Seed for reproducible chains/draws.

None
thinning int

achr/chrr — Markov-chain steps between recorded samples (default 100).

100
warmup int

chrr — burn-in steps discarded before the first recorded sample.

1000
fixed_width_tol float

chrr — a reaction whose FVA range is narrower than this is folded into the equality system as fixed (keeps the reduced polytope full-dimensional).

1e-07
n_objectives int

random_objective only — see the method's parameters; good_reactions can be passed back from a previous result to skip the one-off FVA.

2
good_reactions int

random_objective only — see the method's parameters; good_reactions can be passed back from a previous result to skip the one-off FVA.

2
replace_max_bound int

random_objective only — see the method's parameters; good_reactions can be passed back from a previous result to skip the one-off FVA.

2
min_flux int

random_objective only — see the method's parameters; good_reactions can be passed back from a previous result to skip the one-off FVA.

2
loopless_good_reactions int

random_objective only — see the method's parameters; good_reactions can be passed back from a previous result to skip the one-off FVA.

2
exclude_reactions int

random_objective only — see the method's parameters; good_reactions can be passed back from a previous result to skip the one-off FVA.

2
max_attempts int

random_objective only — see the method's parameters; good_reactions can be passed back from a previous result to skip the one-off FVA.

2
suppress_errors int

random_objective only — see the method's parameters; good_reactions can be passed back from a previous result to skip the one-off FVA.

2

Returns:

Type Description
FluxSamplingResult

reporter_metabolites

Compute Reporter Metabolites from per-gene differential-expression p-values.
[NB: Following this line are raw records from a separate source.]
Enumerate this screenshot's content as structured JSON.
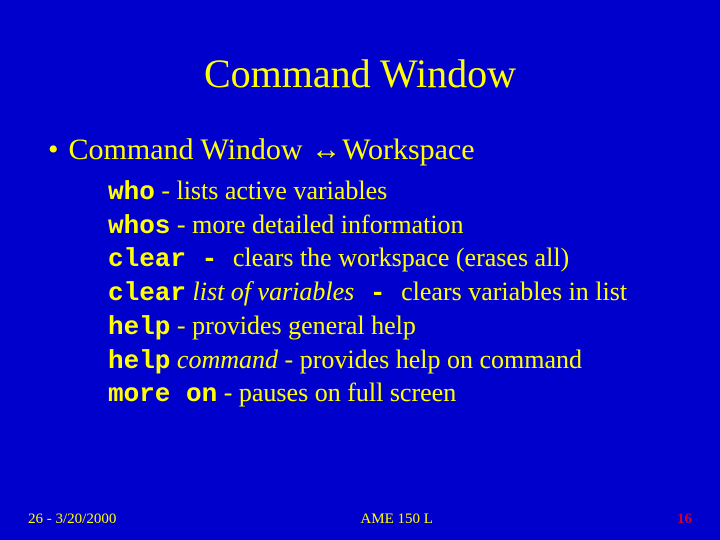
{
  "title": "Command Window",
  "bullet": {
    "text_left": "Command Window ",
    "arrow": "↔",
    "text_right": "Workspace"
  },
  "rows": [
    {
      "cmd": "who",
      "arg": "",
      "sep": "  - ",
      "desc": "lists active variables"
    },
    {
      "cmd": "whos",
      "arg": "",
      "sep": "  - ",
      "desc": "more detailed information"
    },
    {
      "cmd": "clear",
      "arg": "",
      "sep": " - ",
      "desc": "clears the workspace (erases all)"
    },
    {
      "cmd": "clear",
      "arg": " list of variables",
      "sep": " - ",
      "desc": "clears variables in list"
    },
    {
      "cmd": "help",
      "arg": "",
      "sep": " - ",
      "desc": "provides general help"
    },
    {
      "cmd": "help",
      "arg": " command",
      "sep": " - ",
      "desc": "provides help on command"
    },
    {
      "cmd": "more on",
      "arg": "",
      "sep": "  - ",
      "desc": "pauses on full screen"
    }
  ],
  "footer": {
    "left": "26 - 3/20/2000",
    "center": "AME 150 L",
    "page": "16"
  }
}
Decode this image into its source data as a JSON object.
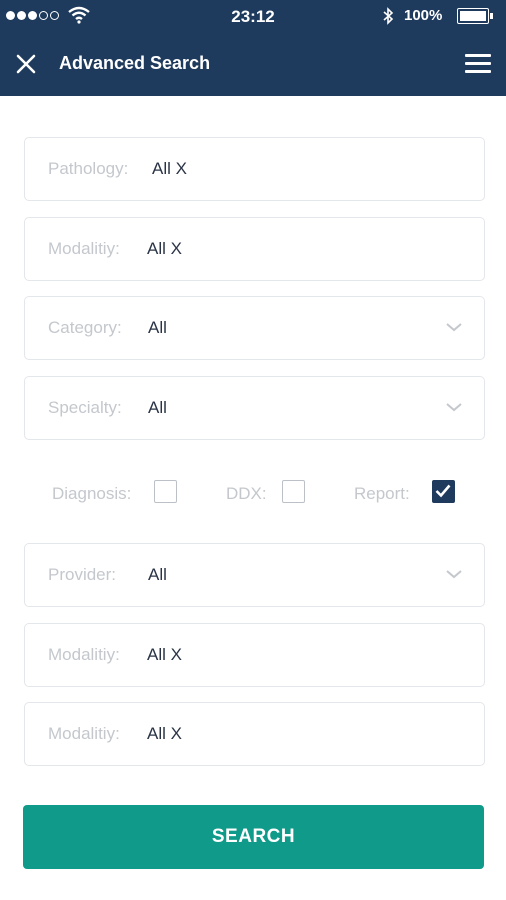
{
  "status": {
    "time": "23:12",
    "battery": "100%"
  },
  "header": {
    "title": "Advanced Search",
    "close_icon": "close-icon",
    "menu_icon": "hamburger-menu-icon",
    "background": "#1e3a5c"
  },
  "fields": [
    {
      "label": "Pathology:",
      "value": "All X",
      "dropdown": false
    },
    {
      "label": "Modalitiy:",
      "value": "All X",
      "dropdown": false
    },
    {
      "label": "Category:",
      "value": "All",
      "dropdown": true
    },
    {
      "label": "Specialty:",
      "value": "All",
      "dropdown": true
    },
    {
      "label": "Provider:",
      "value": "All",
      "dropdown": true
    },
    {
      "label": "Modalitiy:",
      "value": "All X",
      "dropdown": false
    },
    {
      "label": "Modalitiy:",
      "value": "All X",
      "dropdown": false
    }
  ],
  "checkboxes": [
    {
      "label": "Diagnosis:",
      "checked": false
    },
    {
      "label": "DDX:",
      "checked": false
    },
    {
      "label": "Report:",
      "checked": true
    }
  ],
  "search_button": {
    "label": "SEARCH",
    "color": "#0f9a8a"
  }
}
gene_pvalues maps gene id → p-value (genes not in the model, or with a NaN or out-of-[0, 1] p-value, are dropped — a stray invalid p-value would otherwise turn the whole result NaN). If gene_fold_changes (gene id → log fold change) is given, two extra results are returned for the up- (fc ≥ 0) and down- (fc < 0) regulated gene subsets, in addition to "all".
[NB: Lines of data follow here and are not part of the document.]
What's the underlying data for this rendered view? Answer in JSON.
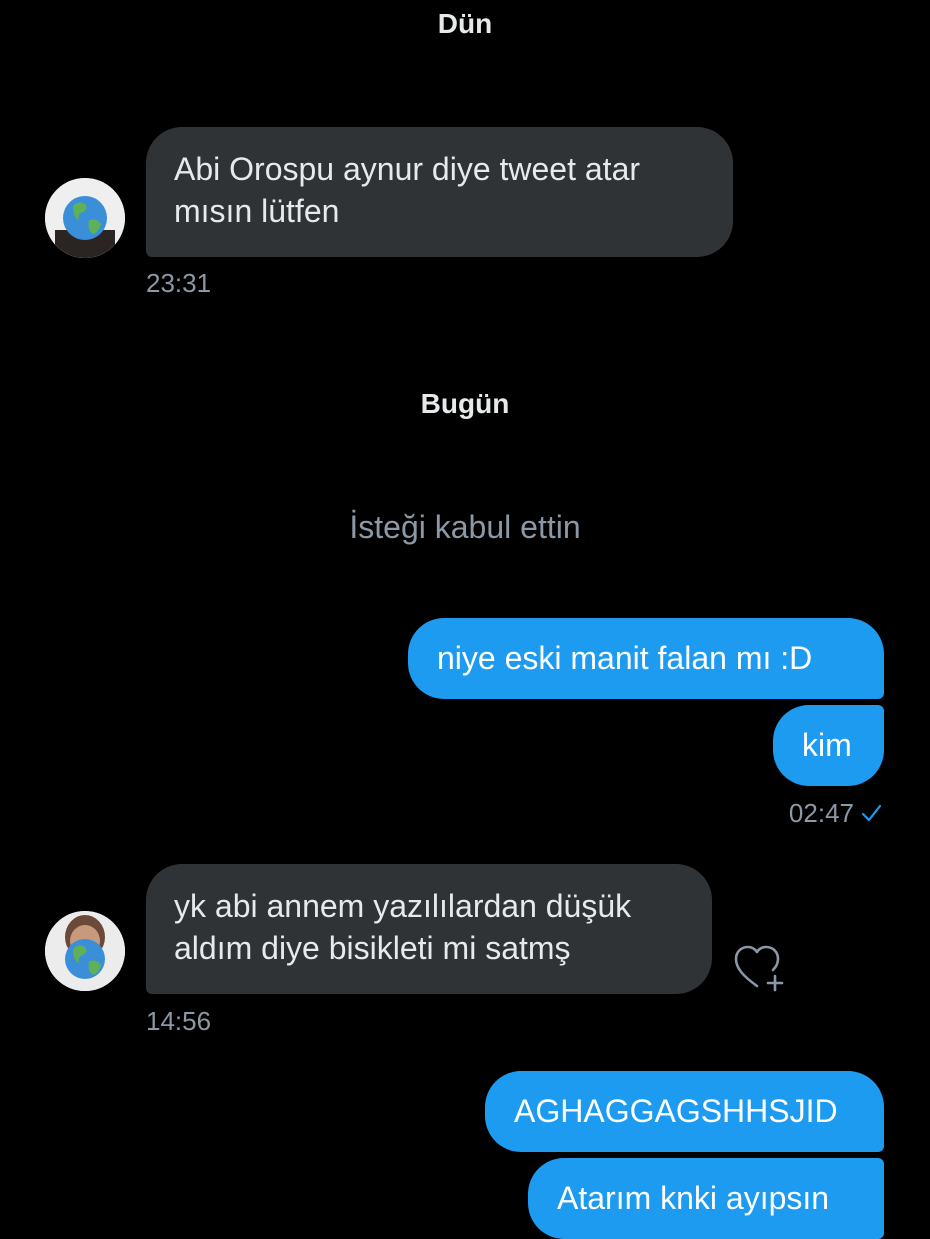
{
  "conversation": {
    "day_separators": {
      "yesterday": "Dün",
      "today": "Bugün"
    },
    "system_note": "İsteği kabul ettin",
    "messages": [
      {
        "direction": "incoming",
        "text": "Abi Orospu aynur diye tweet atar\nmısın lütfen",
        "time": "23:31"
      },
      {
        "direction": "outgoing",
        "text": "niye eski manit falan mı :D"
      },
      {
        "direction": "outgoing",
        "text": "kim",
        "time": "02:47",
        "status": "check-icon"
      },
      {
        "direction": "incoming",
        "text": "yk abi annem yazılılardan düşük\naldım diye bisikleti mi satmş",
        "time": "14:56",
        "reaction_button_icon": "heart-plus-icon"
      },
      {
        "direction": "outgoing",
        "text": "AGHAGGAGSHHSJID"
      },
      {
        "direction": "outgoing",
        "text": "Atarım knki ayıpsın"
      }
    ]
  },
  "colors": {
    "background": "#000000",
    "incoming_bubble": "#2f3336",
    "outgoing_bubble": "#1d9bf0",
    "muted_text": "#8b98a5",
    "primary_text": "#e7e9ea"
  }
}
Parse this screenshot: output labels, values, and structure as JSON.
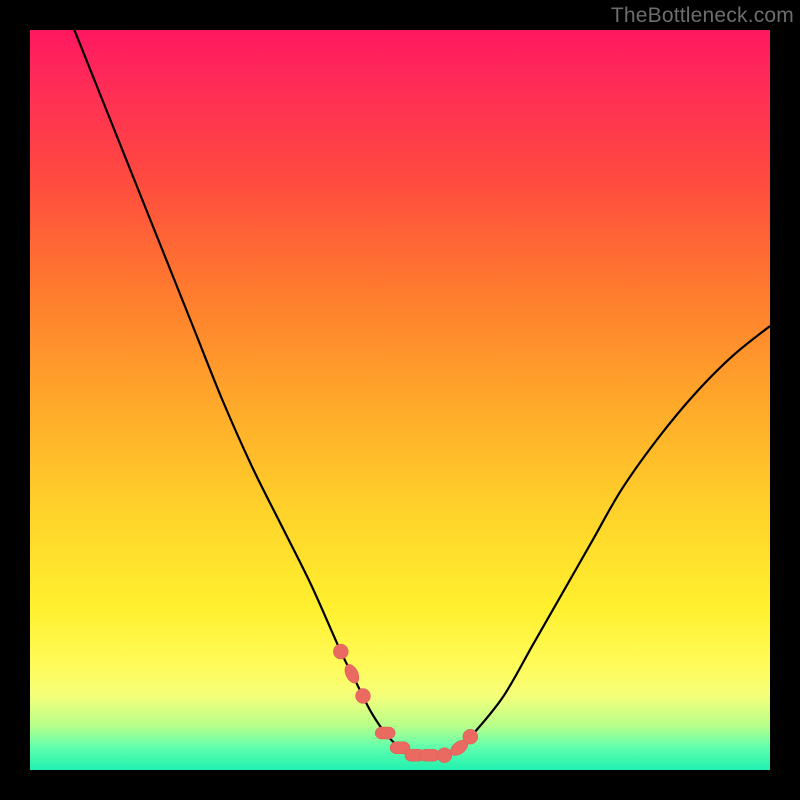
{
  "watermark": "TheBottleneck.com",
  "chart_data": {
    "type": "line",
    "title": "",
    "xlabel": "",
    "ylabel": "",
    "xlim": [
      0,
      100
    ],
    "ylim": [
      0,
      100
    ],
    "grid": false,
    "legend": false,
    "series": [
      {
        "name": "bottleneck-curve",
        "x": [
          6,
          10,
          14,
          18,
          22,
          26,
          30,
          34,
          38,
          42,
          44,
          46,
          48,
          50,
          52,
          54,
          56,
          58,
          60,
          64,
          68,
          72,
          76,
          80,
          85,
          90,
          95,
          100
        ],
        "y": [
          100,
          90,
          80,
          70,
          60,
          50,
          41,
          33,
          25,
          16,
          12,
          8,
          5,
          3,
          2,
          2,
          2,
          3,
          5,
          10,
          17,
          24,
          31,
          38,
          45,
          51,
          56,
          60
        ]
      }
    ],
    "markers": {
      "name": "highlight-dots",
      "x": [
        42,
        43.5,
        45,
        48,
        50,
        52,
        54,
        56,
        58,
        59.5
      ],
      "shape": [
        "circle",
        "tilted",
        "circle",
        "pill",
        "pill",
        "pill",
        "pill",
        "circle",
        "tilted",
        "circle"
      ]
    },
    "gradient_stops": [
      {
        "pos": 0,
        "color": "#ff1860"
      },
      {
        "pos": 20,
        "color": "#ff4a40"
      },
      {
        "pos": 50,
        "color": "#ffa72a"
      },
      {
        "pos": 78,
        "color": "#fff02e"
      },
      {
        "pos": 100,
        "color": "#21f0b0"
      }
    ]
  }
}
Parity with RAVEN's reporterMetabolites: the z_score and underlying background correction match exactly (exact closed-form instead of RAVEN's Monte-Carlo, see IMPROVEMENTS RM1). The reported p_value is the one-sided ("up") enrichment 1 - Φ(z) and the result is sorted by z_score descending. RAVEN sorts by p-value and reports both tails (allPValues, allUpPValues, allDownPValues); the up/down splits here come from the gene_fold_changes subset partition instead, so the same information is available via the three returned ReporterResult rows.

ReporterResult

Reporter-metabolite scores for one gene set.

test is "all", "up" or "down"; table is a DataFrame with columns metabolite, name, z_score, p_value, n_genes, mean_z, std_z sorted by descending z_score.